- Rafter J Ranch, Wyoming Location within the state of Wyoming
- Coordinates: 43°26′2″N 110°47′18″W﻿ / ﻿43.43389°N 110.78833°W
- Country: United States
- State: Wyoming
- County: Teton

Area
- • Total: 0.66 sq mi (1.7 km^{2})
- • Land: 0.66 sq mi (1.7 km^{2})
- • Water: 0 sq mi (0.0 km^{2})
- Elevation: 6,063 ft (1,848 m)

Population (2010)
- • Total: 1,075
- • Density: 1,600/sq mi (630/km^{2})
- Time zone: UTC-7 (Mountain (MST))
- • Summer (DST): UTC-6 (MDT)
- Area code: 307
- FIPS code: 56-63100
- GNIS feature ID: 1867668

= Rafter J Ranch, Wyoming =

Rafter J Ranch is a census-designated place (CDP) in Teton County, Wyoming, United States. The population was 1,075 at the 2010 census.
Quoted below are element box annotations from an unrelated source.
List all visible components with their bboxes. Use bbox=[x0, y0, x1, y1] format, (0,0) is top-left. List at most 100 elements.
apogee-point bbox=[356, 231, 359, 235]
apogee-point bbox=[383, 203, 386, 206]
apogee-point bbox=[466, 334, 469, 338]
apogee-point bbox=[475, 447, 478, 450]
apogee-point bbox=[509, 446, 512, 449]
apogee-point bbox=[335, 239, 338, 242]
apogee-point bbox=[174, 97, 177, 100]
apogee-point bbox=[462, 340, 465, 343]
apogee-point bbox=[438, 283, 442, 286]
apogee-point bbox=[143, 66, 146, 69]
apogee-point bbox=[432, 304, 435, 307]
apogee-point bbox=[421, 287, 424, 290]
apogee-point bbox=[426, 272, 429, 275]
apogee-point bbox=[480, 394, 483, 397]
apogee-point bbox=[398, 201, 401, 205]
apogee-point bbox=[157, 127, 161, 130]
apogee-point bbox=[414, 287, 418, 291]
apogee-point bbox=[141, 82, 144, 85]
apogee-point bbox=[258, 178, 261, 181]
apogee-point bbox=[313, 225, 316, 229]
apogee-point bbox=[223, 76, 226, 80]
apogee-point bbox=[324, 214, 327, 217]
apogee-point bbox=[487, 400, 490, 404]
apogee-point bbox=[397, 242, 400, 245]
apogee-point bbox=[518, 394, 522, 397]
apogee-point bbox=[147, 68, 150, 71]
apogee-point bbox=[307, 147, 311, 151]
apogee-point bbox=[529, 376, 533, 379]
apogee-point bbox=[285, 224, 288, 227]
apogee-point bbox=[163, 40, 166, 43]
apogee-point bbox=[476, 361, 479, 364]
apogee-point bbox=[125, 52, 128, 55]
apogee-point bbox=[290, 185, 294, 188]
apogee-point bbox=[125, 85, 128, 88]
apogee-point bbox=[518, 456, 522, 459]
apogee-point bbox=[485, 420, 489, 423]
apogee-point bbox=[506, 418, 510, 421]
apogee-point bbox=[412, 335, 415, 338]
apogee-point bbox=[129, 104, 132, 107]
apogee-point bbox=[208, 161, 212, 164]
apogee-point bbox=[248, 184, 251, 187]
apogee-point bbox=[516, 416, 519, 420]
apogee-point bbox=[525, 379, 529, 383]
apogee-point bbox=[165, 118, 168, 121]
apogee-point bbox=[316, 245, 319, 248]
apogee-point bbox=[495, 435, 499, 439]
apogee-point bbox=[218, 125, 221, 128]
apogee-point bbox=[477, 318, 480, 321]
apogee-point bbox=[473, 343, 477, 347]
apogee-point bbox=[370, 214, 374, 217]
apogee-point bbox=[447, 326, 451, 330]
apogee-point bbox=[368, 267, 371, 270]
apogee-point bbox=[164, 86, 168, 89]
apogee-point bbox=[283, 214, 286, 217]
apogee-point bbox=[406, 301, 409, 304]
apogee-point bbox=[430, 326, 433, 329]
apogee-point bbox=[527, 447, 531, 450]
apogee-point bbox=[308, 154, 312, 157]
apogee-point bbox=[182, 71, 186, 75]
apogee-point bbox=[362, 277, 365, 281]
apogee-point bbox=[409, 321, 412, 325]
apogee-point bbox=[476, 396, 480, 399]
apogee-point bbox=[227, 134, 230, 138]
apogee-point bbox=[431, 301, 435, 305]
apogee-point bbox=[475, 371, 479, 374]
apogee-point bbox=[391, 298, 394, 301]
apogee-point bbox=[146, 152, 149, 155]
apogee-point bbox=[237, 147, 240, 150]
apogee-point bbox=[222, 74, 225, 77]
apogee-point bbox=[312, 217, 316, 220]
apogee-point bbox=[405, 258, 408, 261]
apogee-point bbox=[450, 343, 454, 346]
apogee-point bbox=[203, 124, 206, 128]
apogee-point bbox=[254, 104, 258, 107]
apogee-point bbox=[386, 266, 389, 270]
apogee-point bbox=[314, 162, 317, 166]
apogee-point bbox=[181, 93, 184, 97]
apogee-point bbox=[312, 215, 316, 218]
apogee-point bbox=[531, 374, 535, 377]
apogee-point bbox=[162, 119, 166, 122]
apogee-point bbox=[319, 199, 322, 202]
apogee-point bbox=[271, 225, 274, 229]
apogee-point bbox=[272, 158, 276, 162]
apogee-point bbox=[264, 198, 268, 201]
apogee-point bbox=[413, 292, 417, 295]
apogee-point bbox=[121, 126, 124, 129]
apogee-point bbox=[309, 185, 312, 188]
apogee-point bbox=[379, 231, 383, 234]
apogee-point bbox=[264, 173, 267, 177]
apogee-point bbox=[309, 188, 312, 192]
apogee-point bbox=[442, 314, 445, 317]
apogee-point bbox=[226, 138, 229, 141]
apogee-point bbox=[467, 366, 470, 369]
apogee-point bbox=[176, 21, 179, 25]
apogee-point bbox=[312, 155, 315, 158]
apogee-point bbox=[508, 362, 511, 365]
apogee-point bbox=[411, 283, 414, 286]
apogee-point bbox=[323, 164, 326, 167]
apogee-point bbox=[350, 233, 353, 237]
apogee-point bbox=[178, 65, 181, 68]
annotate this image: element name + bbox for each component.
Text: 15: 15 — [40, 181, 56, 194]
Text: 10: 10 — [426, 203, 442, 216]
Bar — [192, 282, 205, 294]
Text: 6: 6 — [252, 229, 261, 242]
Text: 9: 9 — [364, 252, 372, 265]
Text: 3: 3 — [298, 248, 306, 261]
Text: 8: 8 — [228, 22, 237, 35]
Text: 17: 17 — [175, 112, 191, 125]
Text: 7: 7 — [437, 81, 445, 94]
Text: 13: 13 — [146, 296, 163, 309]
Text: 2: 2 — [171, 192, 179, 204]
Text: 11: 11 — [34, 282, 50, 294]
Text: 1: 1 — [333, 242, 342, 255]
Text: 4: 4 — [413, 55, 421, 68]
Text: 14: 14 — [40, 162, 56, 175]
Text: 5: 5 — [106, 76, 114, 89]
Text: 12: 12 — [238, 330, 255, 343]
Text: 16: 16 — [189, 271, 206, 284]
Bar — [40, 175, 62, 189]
It is part of the Jackson, WY-ID Micropolitan Statistical Area.

==Geography==
Rafter J Ranch is located at (43.433761, -110.788224).

According to the United States Census Bureau, the CDP has a total area of 0.7 square mile (1.7 km^{2}), all land.

==Demographics==
As of the census of 2000, there were 1,138 people, 432 households, and 304 families residing in the CDP. The population density was 1,736.2 PD/sqmi. There were 466 housing units at an average density of 711.0 /sqmi. The racial makeup of the CDP was 97.36% White, 0.35% African American, 0.18% Native American, 0.79% Asian, 0.18% from other races, and 1.14% from two or more races. Hispanic or Latino of any race were 1.85% of the population.

There were 432 households, out of which 39.4% had children under the age of 18 living with them, 61.6% were married couples living together, 6.9% had a female householder with no husband present, and 29.4% were non-families. 16.9% of all households were made up of individuals, and 3.7% had someone living alone who was 65 years of age or older. The average household size was 2.63 and the average family size was 2.99.

In the CDP, the population was spread out, with 26.5% under the age of 18, 6.9% from 18 to 24, 34.3% from 25 to 44, 28.4% from 45 to 64, and 4.0% who were 65 years of age or older. The median age was 37 years. For every 100 females, there were 110.7 males. For every 100 females age 18 and over, there were 109.0 males.

The median income for a household in the CDP was $63,199, and the median income for a family was $65,781. Males had a median income of $37,125 versus $31,771 for females. The per capita income for the CDP was $28,078. About 6.2% of families and 5.2% of the population were below the poverty line, including 6.1% of those under age 18 and none of those age 65 or over.

==Education==
Public education in the community of Rafter J Ranch is provided by Teton County School District #1.